Il peut également suivre une formation sur le handicap.
Insertion travailleurs handicapés : 2 types d’aménagement
L’employeur est tenu d’aménager le poste de travail en fonction du handicap du salarié.
L’employeur doit aménager le poste de travail du travailleur handicapé pour :
- son insertion : en cas de nouvelle embauche ;
- son maintien dans l’entreprise : en cas de survenance ou d’évolution du handicap.
L’aménagement du poste de travail prend 2 formes : organisation du temps de travail et adaptation du poste de travail.
Organisation temps de travail et insertion travailleurs handicapés
L’employeur doit prendre en compte le handicap du salarié.
Il peut pour cela :
- conclure un contrat de travail à temps partiel ;
- ou aménager les plages horaires du travailleur handicapé.
Insertion des travailleurs handicapés : adaptation du poste de travail
L’employeur doit tout mettre en œuvre pour assurer la sécurité et l’adaptation du travailleur handicapé à son emploi.
Pour cela, il peut :
- installer des équipements adaptés ;
- délivrer des formations, etc.
Exemple : l’employeur doit garantir l’accessibilité à l’entreprise au travailleur handicapé.
Insertion travailleurs handicapés : solutions de l’employeur
L’employeur dispose de moyens humains et financiers en vue de l’insertion des travailleurs handicapés.
Aides humaines et matérielles à l’insertion des travailleurs handicapés
Pour optimiser les conditions de travail des travailleurs handicapés, l’employeur peut solliciter l’aide de différents organismes :
- le réseau Cap Emploi et le réseau Sameth apportent à l’employeur :
- des moyens humains : information, conseils et service d’ingénierie ;
- et des moyens matériels : aménagements techniques, équipements.
- l’Agefiph ;
- le travailleur handicapé lui-même : le salarié peut être consulté pour avis sur les différents aménagements le concernant.
Par ailleurs, dans le cadre du dispositif d’emploi accompagné pour l’insertion professionnelle et le maintien dans l’emploi des personnes handicapées souhaitant travailler en milieu ordinaire, l’employeur bénéficie aussi d’un accompagnement. Il peut, à tout moment, faire appel au « référent emploi accompagné » de son salarié pour prévenir ou remédier à des difficultés, et pour évaluer et adapter le poste de travail.

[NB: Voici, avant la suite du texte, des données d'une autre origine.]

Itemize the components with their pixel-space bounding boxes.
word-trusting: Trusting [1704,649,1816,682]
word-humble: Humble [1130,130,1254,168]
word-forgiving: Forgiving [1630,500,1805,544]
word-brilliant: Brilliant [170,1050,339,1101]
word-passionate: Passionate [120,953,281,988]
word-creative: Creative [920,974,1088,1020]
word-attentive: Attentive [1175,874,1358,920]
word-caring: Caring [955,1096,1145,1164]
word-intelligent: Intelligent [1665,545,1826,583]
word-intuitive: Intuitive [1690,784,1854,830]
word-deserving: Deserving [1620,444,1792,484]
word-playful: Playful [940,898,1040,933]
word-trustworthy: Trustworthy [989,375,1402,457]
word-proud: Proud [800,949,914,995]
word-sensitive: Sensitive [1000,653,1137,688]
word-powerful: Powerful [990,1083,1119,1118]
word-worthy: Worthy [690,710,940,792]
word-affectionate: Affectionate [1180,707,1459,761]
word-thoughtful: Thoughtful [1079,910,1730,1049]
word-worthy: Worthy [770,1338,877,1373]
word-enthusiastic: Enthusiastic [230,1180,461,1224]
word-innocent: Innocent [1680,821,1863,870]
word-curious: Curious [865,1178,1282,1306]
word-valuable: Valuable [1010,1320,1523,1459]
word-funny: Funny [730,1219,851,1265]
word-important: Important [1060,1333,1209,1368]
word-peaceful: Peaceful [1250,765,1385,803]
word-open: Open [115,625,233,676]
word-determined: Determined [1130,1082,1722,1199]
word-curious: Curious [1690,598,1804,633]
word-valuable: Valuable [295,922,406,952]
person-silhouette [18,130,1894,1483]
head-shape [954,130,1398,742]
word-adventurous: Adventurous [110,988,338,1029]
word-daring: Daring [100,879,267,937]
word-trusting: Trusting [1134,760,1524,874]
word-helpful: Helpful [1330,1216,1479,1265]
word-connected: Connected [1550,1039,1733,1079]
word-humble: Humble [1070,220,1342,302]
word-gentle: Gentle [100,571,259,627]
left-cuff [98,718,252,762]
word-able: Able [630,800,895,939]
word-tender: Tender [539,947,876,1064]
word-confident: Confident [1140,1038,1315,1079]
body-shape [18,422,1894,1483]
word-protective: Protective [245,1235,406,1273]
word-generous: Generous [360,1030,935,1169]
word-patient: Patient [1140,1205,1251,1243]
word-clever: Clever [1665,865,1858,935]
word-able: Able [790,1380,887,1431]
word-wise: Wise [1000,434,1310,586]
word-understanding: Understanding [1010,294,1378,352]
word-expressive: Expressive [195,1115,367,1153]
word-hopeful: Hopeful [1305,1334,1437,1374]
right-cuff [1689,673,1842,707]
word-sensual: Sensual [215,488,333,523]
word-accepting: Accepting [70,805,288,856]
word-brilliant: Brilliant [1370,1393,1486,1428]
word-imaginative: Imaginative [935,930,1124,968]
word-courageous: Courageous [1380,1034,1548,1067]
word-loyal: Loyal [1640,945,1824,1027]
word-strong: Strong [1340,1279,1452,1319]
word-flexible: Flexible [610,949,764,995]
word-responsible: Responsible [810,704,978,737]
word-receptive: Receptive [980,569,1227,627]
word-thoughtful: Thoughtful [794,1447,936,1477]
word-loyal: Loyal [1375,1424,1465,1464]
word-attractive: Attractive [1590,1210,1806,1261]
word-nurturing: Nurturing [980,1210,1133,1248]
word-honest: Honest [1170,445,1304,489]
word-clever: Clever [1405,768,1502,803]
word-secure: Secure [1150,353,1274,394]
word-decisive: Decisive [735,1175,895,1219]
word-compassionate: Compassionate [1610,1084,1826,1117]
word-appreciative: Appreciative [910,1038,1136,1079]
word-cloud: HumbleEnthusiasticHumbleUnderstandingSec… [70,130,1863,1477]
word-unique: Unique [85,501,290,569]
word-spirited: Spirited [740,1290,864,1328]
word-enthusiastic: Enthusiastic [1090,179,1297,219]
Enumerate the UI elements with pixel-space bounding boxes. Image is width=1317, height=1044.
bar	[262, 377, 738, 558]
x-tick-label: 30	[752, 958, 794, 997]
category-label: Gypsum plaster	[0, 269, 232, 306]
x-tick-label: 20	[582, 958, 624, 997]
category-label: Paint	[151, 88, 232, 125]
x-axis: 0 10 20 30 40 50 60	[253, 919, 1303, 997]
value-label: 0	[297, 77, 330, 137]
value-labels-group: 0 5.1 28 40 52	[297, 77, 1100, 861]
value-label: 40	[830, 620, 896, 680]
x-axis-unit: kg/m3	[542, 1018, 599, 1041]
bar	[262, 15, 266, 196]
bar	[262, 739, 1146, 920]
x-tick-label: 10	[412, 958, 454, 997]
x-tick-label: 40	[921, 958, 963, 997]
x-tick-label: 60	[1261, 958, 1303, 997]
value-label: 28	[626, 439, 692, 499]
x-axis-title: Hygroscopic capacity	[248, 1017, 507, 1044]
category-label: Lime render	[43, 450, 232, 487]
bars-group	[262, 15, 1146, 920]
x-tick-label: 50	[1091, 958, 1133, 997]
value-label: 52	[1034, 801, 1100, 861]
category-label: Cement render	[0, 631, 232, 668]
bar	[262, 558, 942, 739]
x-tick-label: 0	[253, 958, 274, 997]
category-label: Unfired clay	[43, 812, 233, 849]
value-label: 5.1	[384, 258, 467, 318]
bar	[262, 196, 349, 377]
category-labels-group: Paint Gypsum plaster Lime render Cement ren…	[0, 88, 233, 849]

L’employeur dispose d’aides financières pour cette insertion
Le coût total des aménagements réalisés est déduit de la contribution Agefiph, dans la limite de 10 %. L’employeur peut solliciter l’aide à l’adaptation des situations de travail.
Dans ce cadre, l’Agefiph :
- finance une étude préalable et la mise en œuvre des aménagements ;
- offre une aide à la mobilité : aménagement de véhicule professionnel et prise en charge des frais de déplacement.
Par ailleurs, peuvent aussi être déduites les dépenses engagées directement par l’entreprise et dont le but est de favoriser l’accueil, l’insertion ou le maintien dans l’emploi des travailleurs handicapés qui ne lui incombent pas, en application d’une disposition législative ou réglementaire.
Dans ce cadre et jusqu’au 31 décembre 2024, trois nouvelles catégories de dépenses peuvent être déduites de la cotisation Agefiph (décret n° 2020-1350 du 5 novembre 2020) :
- la participation à des événements promouvant l’accueil, l’embauche directe et le maintien dans l’emploi de travailleurs handicapés dans l’entreprise ;
- les partenariats, par voie de convention ou d’adhésion, avec des associations ou des organismes œuvrant pour la formation, l’insertion sociale et professionnelle de personnes handicapées que l’employeur accueille ou embauche, à l’exclusion des participations aux opérations de mécénat ;
- les actions concourant à la professionnalisation des dirigeants ou des travailleurs des entreprises adaptées, des travailleurs des établissements ou services d’aide par le travail ou des travailleurs indépendants handicapés, ainsi qu’au développement des achats auprès de ces acteurs.
Le montant de cette déduction est égal aux dépenses H.T. éligibles engagées, dans la limite de 10 % maximum de la contribution annuelle payée par l’employeur.